Part of the reason why many were worried that rumors might sink Mr. & Mrs. Smith is that romance rumors were said to be the culprit behind the failure of another thriller a few years before. In Proof of Life, Meg Ryan seeks out kidnap-and-ransom expert Russell Crowe for help after her husband has been taken hostage in South America. During the film’s production, Ryan and Crowe began an affair as Ryan’s decade-long marriage to Dennis Quaid ended. There was much hand-wringing in the media at the time, though it was more for what this affair might mean for Ryan’s image as “America's sweetheart” after a string of successful rom-coms. In Entertainment Weekly, Gillian Flynn openly wondered whether a tryst with the “Richard Burtonish” Crowe would be good or bad for Proof of Life’s box office, and quoted no less a pop-culture luminary than Dr. Drew, who said he “had no interest in this film until I heard about all of this,” and predicted that audiences “will want to see if they can pick up on her falling in love with him on screen.”
Indeed, Kenneth Turan’s review in the Los Angeles Times outright said that watching for signs of real-life romance in Ryan and Crowe’s performances was far more compelling than the film itself. So, what was it, then? Did the scandal lead to Proof of Life’s middling box-office performance (it debuted in third place, behind the fourth weekend of Ron Howard’s How the Grinch Stole Christmas and the opening weekend of the Chris O’Donnell mountain-climbing flick Vertical Limit), or was the scandal the only reason anyone went to see it at all?
Oftentimes, perception is a more enduring metric than the numbers themselves. Tom Cruise’s 2005 press tour for Steven Spielberg’s War of the Worlds remains infamous not just for his appearance on The Oprah Winfrey Show where he jumped on the couch, but also for his newly unrestrained eagerness to discuss and promote Scientology, epitomized by a Today show interview where he accused Matt Lauer of being “glib” on the subject of psychiatric medication.
Cruise’s antics were the subject of much consternation in the mid-aughts. Viacom chairman Sumner Redstone blamed bad press for Mission: Impossible III disappointing at the box office—and had a hand in ending a production deal Cruise had with Paramount. More crucially, Spielberg himself appeared annoyed with Cruise for jeopardizing the War of the Worlds rollout. And yet that movie did incredibly well in the summer of 2005, topping $600 million worldwide and finishing in fourth place for all of 2005, behind a Star Wars movie, a Harry Potter movie, and the first Chronicles of Narnia. Sure, there have been bigger successes, but it’s safe to say Cruise’s press tour did more harm to the springs on the Oprah show’s couch than it did to War of the Worlds’ profits.

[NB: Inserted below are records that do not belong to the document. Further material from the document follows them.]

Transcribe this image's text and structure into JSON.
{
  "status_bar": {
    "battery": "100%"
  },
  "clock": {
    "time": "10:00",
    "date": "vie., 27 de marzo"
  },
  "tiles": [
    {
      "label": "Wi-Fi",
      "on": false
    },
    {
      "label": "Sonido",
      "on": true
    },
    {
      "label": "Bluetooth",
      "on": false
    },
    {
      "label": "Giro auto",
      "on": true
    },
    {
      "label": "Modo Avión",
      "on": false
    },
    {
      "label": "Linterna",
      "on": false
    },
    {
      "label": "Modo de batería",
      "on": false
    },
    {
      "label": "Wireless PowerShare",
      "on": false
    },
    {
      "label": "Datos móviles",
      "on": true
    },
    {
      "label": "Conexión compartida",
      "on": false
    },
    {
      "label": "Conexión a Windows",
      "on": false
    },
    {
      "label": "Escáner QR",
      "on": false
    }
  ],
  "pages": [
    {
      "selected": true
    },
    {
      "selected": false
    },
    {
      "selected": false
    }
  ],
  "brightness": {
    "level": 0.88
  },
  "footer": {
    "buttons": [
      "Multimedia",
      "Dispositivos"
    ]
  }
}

Which brings us back to Don’t Worry Darling and whether the rubbernecking about on-set friction and imagined movie-premiere spittle will torpedo its chances. History says it probably won’t. Mr. & Mrs. Smith, War of the Worlds, and Cleopatra all played out just as they would have without any whiff of controversy. As for Proof of Life, it was never going to compete with The Grinch over the kid-friendly winter holidays. The Don’t Worry Darling stories have been so scattershot and omnidirectional (as opposed to one direction?) that the overall narrative can’t be summed up simply. One thing is for sure: The movie is on America’s radar—for better, most likely, not worse.